Parametric and State Estimation of Stationary MEMS-IMUs: A Tutorial

TL;DR

This tutorial analyzes the use of multiple stationary MEMS-IMUs to improve inertial navigation accuracy, highlighting error relationships, robustness, and the benefits of sensor redundancy through both analytical and experimental comparisons.

Contribution

It provides a new perspective on error analysis in multi-sensor inertial systems and demonstrates the robustness and improvements achievable with multiple stationary MEMS-IMUs.

Findings

Multiple sensors improve signal accuracy and noise rejection.

Analytical model aligns well with experimental results.

Sensor redundancy enhances navigation state estimation.

Abstract

Inertial navigation systems (INS) are widely used in almost any operational environment, including aviation, marine, and land vehicles.
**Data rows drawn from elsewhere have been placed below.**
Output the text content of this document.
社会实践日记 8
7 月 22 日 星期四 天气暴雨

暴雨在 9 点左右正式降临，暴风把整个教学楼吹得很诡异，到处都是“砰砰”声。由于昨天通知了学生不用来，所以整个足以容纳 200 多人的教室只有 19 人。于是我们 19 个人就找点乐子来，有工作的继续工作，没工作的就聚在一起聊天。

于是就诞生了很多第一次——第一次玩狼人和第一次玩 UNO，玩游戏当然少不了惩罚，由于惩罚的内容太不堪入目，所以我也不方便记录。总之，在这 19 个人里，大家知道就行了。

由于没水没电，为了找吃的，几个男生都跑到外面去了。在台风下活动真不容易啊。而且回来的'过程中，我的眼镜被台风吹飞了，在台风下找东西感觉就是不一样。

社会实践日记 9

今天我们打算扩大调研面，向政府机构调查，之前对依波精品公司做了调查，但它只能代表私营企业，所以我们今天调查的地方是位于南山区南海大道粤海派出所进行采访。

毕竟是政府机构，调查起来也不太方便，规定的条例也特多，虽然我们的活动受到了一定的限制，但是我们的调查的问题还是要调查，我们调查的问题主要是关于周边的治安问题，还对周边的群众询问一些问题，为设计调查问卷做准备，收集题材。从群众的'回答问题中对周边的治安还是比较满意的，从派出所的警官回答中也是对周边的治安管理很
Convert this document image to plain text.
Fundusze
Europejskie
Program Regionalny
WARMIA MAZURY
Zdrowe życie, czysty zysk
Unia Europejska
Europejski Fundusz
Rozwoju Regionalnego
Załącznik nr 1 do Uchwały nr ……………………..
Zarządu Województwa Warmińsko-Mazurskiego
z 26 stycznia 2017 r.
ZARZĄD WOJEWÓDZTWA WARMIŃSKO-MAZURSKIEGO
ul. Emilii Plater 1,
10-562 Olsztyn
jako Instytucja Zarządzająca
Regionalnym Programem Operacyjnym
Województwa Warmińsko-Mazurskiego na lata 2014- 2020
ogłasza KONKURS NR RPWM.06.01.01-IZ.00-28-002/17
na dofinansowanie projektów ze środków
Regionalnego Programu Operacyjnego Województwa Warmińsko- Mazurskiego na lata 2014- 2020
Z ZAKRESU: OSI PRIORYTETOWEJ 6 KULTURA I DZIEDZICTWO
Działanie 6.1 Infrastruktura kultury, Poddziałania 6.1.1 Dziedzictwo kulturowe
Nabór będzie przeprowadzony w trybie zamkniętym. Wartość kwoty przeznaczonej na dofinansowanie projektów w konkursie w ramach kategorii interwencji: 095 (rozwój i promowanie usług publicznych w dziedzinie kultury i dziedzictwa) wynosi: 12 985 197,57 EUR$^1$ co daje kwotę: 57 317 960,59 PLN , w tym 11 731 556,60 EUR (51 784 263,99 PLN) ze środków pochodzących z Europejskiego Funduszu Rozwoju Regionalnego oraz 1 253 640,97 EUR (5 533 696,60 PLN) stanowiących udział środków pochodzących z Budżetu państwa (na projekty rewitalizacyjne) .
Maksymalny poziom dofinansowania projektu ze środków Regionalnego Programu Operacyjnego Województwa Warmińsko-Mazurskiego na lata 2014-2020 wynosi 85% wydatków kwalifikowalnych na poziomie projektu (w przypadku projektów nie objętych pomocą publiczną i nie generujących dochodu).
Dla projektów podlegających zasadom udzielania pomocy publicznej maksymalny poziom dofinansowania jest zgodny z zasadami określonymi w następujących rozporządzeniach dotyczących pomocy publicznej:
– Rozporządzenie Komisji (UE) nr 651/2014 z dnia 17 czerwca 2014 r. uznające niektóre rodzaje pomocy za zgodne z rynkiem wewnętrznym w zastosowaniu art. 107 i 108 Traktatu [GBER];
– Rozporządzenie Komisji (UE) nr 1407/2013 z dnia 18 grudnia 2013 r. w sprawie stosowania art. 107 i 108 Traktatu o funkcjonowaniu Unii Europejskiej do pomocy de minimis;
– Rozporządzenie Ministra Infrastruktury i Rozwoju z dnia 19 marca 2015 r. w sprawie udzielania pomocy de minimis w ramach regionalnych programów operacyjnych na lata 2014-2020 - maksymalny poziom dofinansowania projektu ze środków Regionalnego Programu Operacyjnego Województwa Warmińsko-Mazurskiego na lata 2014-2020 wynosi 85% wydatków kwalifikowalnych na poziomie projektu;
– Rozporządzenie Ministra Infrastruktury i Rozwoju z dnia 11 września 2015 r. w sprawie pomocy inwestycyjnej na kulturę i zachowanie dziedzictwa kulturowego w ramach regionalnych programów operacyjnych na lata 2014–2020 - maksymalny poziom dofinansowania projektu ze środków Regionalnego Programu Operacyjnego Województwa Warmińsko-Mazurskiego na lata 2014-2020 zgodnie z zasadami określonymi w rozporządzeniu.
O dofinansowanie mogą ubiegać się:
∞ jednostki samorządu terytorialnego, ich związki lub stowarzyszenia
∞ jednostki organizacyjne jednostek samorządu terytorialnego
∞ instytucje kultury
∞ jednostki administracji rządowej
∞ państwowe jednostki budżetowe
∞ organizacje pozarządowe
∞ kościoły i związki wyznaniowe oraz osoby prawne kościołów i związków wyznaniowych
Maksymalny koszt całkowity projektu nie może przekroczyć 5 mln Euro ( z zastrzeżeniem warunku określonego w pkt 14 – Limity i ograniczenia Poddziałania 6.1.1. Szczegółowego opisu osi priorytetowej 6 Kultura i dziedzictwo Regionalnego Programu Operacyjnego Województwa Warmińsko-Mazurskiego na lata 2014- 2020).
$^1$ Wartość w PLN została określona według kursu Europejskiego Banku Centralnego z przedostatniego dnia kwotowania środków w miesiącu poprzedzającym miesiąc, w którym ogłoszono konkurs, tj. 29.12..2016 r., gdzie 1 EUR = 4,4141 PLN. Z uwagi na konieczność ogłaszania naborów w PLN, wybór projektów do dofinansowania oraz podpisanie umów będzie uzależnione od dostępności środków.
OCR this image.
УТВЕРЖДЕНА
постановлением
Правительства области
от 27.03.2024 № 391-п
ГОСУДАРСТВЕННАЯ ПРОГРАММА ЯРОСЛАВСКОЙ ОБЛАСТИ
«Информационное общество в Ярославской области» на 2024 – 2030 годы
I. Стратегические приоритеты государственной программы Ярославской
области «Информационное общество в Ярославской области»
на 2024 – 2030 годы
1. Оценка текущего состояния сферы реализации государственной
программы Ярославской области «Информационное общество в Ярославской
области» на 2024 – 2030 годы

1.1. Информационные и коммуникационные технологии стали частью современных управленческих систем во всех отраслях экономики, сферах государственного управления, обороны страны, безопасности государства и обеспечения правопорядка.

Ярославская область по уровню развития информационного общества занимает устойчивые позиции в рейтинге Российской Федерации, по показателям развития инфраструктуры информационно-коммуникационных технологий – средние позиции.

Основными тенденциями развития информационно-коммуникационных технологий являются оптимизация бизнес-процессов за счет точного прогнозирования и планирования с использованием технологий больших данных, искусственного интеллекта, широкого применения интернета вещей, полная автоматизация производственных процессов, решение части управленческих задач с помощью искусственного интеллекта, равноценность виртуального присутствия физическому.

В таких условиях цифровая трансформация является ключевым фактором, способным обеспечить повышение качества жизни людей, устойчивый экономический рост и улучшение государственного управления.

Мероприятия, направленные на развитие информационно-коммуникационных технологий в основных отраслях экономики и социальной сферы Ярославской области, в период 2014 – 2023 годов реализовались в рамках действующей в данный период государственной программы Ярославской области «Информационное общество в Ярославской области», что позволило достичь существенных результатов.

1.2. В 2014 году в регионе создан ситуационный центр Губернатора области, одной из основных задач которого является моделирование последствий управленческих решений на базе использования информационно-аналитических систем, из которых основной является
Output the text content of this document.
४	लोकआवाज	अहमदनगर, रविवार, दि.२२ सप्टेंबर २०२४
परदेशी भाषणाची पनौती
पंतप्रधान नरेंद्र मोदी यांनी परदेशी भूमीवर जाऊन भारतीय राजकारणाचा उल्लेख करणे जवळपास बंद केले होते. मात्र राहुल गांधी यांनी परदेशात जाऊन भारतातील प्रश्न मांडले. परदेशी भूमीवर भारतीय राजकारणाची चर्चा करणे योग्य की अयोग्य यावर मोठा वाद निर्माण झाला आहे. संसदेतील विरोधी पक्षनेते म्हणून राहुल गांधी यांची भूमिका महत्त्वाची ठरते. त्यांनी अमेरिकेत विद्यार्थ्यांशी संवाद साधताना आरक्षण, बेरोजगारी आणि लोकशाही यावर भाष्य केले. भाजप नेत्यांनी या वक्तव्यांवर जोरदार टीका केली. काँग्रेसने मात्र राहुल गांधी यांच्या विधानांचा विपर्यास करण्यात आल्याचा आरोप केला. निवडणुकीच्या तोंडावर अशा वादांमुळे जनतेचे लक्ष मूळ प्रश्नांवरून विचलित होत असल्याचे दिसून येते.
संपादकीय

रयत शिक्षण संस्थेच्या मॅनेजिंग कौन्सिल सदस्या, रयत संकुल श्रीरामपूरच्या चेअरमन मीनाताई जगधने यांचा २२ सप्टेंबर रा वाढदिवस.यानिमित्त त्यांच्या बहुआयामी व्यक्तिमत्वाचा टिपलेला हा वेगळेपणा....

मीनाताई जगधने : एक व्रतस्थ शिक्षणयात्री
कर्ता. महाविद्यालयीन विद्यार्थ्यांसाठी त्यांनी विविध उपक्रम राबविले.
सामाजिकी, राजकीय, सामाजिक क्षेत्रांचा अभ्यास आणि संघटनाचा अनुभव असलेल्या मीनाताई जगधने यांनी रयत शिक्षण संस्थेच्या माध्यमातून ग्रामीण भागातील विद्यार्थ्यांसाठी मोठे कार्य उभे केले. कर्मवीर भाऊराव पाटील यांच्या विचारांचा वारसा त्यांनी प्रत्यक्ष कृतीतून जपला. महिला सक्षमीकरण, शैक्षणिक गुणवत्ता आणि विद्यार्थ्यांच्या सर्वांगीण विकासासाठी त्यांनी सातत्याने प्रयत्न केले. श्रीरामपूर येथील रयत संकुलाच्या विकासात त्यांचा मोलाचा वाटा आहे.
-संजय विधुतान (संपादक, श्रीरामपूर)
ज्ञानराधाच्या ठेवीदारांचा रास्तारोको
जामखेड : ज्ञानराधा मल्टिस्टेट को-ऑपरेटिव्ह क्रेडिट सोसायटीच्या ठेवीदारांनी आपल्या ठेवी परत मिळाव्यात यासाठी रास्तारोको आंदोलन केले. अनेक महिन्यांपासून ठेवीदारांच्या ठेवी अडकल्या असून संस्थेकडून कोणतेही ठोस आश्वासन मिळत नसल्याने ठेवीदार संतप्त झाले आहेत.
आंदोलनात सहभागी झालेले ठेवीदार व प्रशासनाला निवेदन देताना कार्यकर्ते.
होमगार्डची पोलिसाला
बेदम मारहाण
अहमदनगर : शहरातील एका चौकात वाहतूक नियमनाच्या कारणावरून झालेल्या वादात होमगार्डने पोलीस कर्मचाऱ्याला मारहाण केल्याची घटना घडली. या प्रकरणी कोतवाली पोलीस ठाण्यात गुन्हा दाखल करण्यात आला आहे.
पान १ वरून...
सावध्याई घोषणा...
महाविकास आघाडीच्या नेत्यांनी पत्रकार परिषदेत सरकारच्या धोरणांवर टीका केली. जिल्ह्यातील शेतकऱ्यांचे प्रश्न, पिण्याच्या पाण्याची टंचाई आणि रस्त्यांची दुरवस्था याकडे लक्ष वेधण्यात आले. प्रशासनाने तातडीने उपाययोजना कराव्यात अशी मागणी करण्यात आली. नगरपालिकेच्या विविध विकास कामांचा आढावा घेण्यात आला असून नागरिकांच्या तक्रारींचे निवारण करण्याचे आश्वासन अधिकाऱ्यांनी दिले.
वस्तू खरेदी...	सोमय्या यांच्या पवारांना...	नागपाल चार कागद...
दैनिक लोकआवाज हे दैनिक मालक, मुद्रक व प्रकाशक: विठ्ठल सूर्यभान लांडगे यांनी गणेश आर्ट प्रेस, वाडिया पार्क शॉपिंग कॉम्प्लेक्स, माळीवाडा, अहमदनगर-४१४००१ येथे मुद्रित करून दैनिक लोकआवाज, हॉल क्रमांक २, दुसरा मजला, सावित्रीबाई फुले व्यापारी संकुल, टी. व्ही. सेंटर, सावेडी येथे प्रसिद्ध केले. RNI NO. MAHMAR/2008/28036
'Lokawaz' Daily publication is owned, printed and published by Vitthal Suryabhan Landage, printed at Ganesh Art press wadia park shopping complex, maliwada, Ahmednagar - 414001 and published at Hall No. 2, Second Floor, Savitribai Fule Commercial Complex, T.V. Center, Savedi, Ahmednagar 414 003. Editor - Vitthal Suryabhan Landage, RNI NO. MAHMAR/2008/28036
Inertial measurements from accelerometers and gyroscopes allow the INS to estimate position, velocity, and orientation of its host vehicle. However, as inherent sensor measurement errors propagate into the state estimates, accuracy degrades over time. To mitigate the resulting drift in state estimates, different approaches of parametric and state estimation are proposed to compensate for undesirable errors, using frequency-domain filtering or external information fusion. Another approach uses multiple inertial sensors, a field with rapid growth potential and applications. The increased sampling of the observed phenomenon results in the improvement of several key factors such as signal accuracy, frequency resolution, noise rejection, and higher redundancy. This study offers an analysis tutorial of basic multiple inertial operation, with a new perspective on the error relationship to time, and number of sensors. To that end, a stationary and levelled sensors array is taken, and its robustness against the instrumental errors is analyzed. Subsequently, the hypothesized analytical model is compared with the experimental results, and the level of agreement between them is thoroughly discussed. Ultimately, our results showcase the vast potential of employing multiple sensors, as we observe improvements spanning from the signal level to the navigation states. This tutorial is suitable for both newcomers and people experienced with multiple inertial sensors.